The rooster’s shrill crow behind the shrubs startled Lacie. One of the khaki-garbed groundskeepers was chasing after it, swinging his rake wildly. He stopped short and smiled when he caught sight of Lacie. He walked around the end of the bushes, and a spray of moldy chartreuse swirled up in her gut.
“I just put all that mulch down this morning,” he said. “And look at her, making such a mess. They’re like rats, dirty rats with feathers.” The Caribbean blue of his cadence couldn’t disguise the Paris green beneath his words.
Lacie smiled, too, hoping friendliness from her might afford kindness for her chicks, but the man just nodded and said, “Good day, ma’am.” She watched him retreat to the maintenance shed, then returned her attention to her new little friends. It was the most yellow she’d felt in a long time.
Her family’s shadows caught up with Lacie first. What are you doing, weirdo, one of her brothers asked. Those little peckers ran loose all over our farm, her grandmother said. They crapped everywhere. You know they’re all going to die, right? her other brother said. The resort cats will get ‘em. Aren’t you hungry, her mother wanted to know. Her father consulted his phone, but abstained from participation.
Lacie wished the ring’s colors could shine through her belly button; the jolly yellow was already fading, and her family never even saw how it could shine. She followed them in to dinner, hoping to see the little hen and her chicks again in the morning before they left for the airport.
Later, a clattering somewhere off their balcony startled her awake. Careful not to disturb her brothers, spooning in the other bed, she slid open the balcony door and stepped outside.
The moon, full over the water, hid nothing. The groundskeeper’s rake struck the ground again and again. The man hopped left and right, lunging at one or two of the chicks, which ran but were caught. Beating Mama Hen into stillness took four swings, and the man was panting when he finally lowered the rake; she could hear his breath, even over the surf. Dark, ragged shapes peeled away from the shadows and slunk closer, yowling.
“Here you go,” the man said. He plucked a tiny crushed body from the ground and tossed it to the cats circling his feet.

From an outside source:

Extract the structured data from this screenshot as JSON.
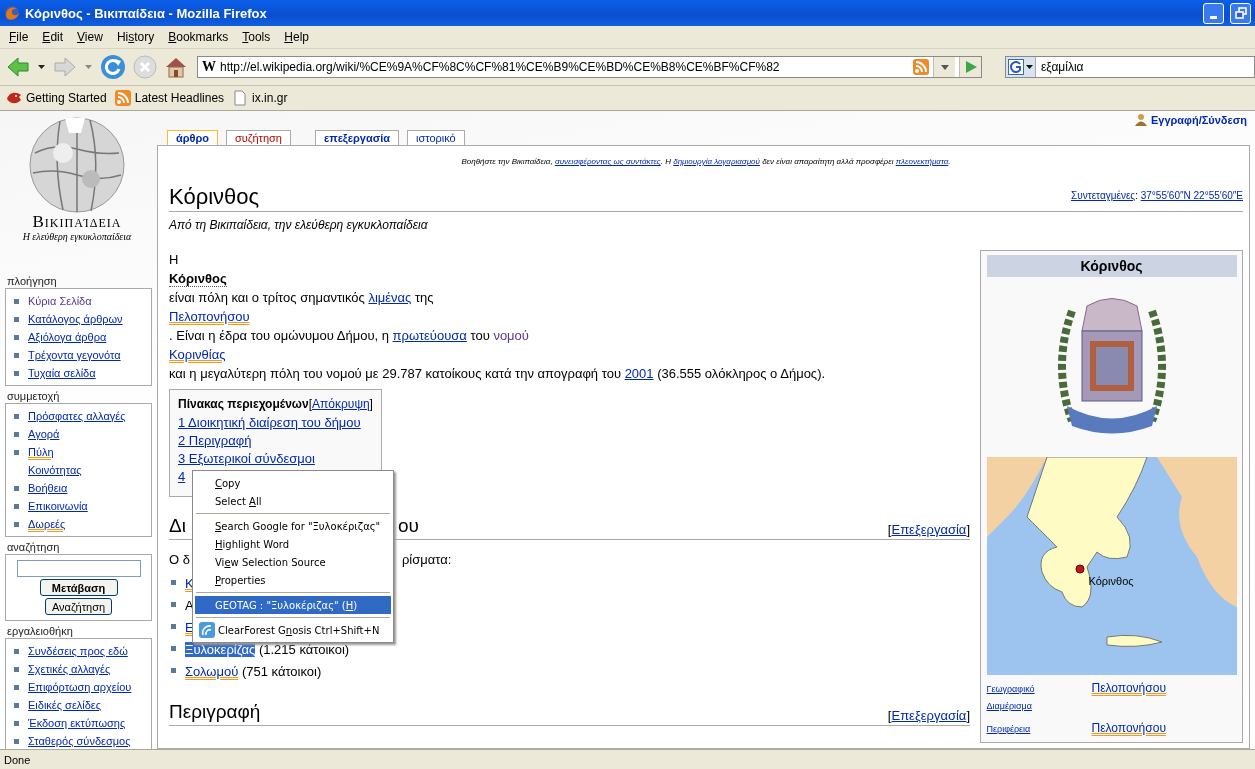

He must’ve heard the noises coming from her throat; or maybe he saw the colors flashing from her stomach, the crimson and fuchsia and white and black and black and black catching his eye, drawing his attention upwards.
She stepped back into the doorway when the cats below began snarling and hissing, fighting over the tiny scraps. She waited there, in the dark, not a single color shining from her abdomen until she heard the man turn the hose on the cats and begin spraying down the walkway.
When she wheeled her suitcase past the perfect flower beds the next morning, she searched for signs of the little family. Not a shred of the too-vibrant mulch was out of place.
I told you, the cats got ‘em, one of her brothers said, noticing her notice their absence. Hard life for soft little things like that, her grandmother said. Short life, you mean, said her other brother. Her father said, Flight’s on time. Everybody have fun? Lacie reached her free hand out to her mother, hope rising pink from it like steam, and waited for her to take it.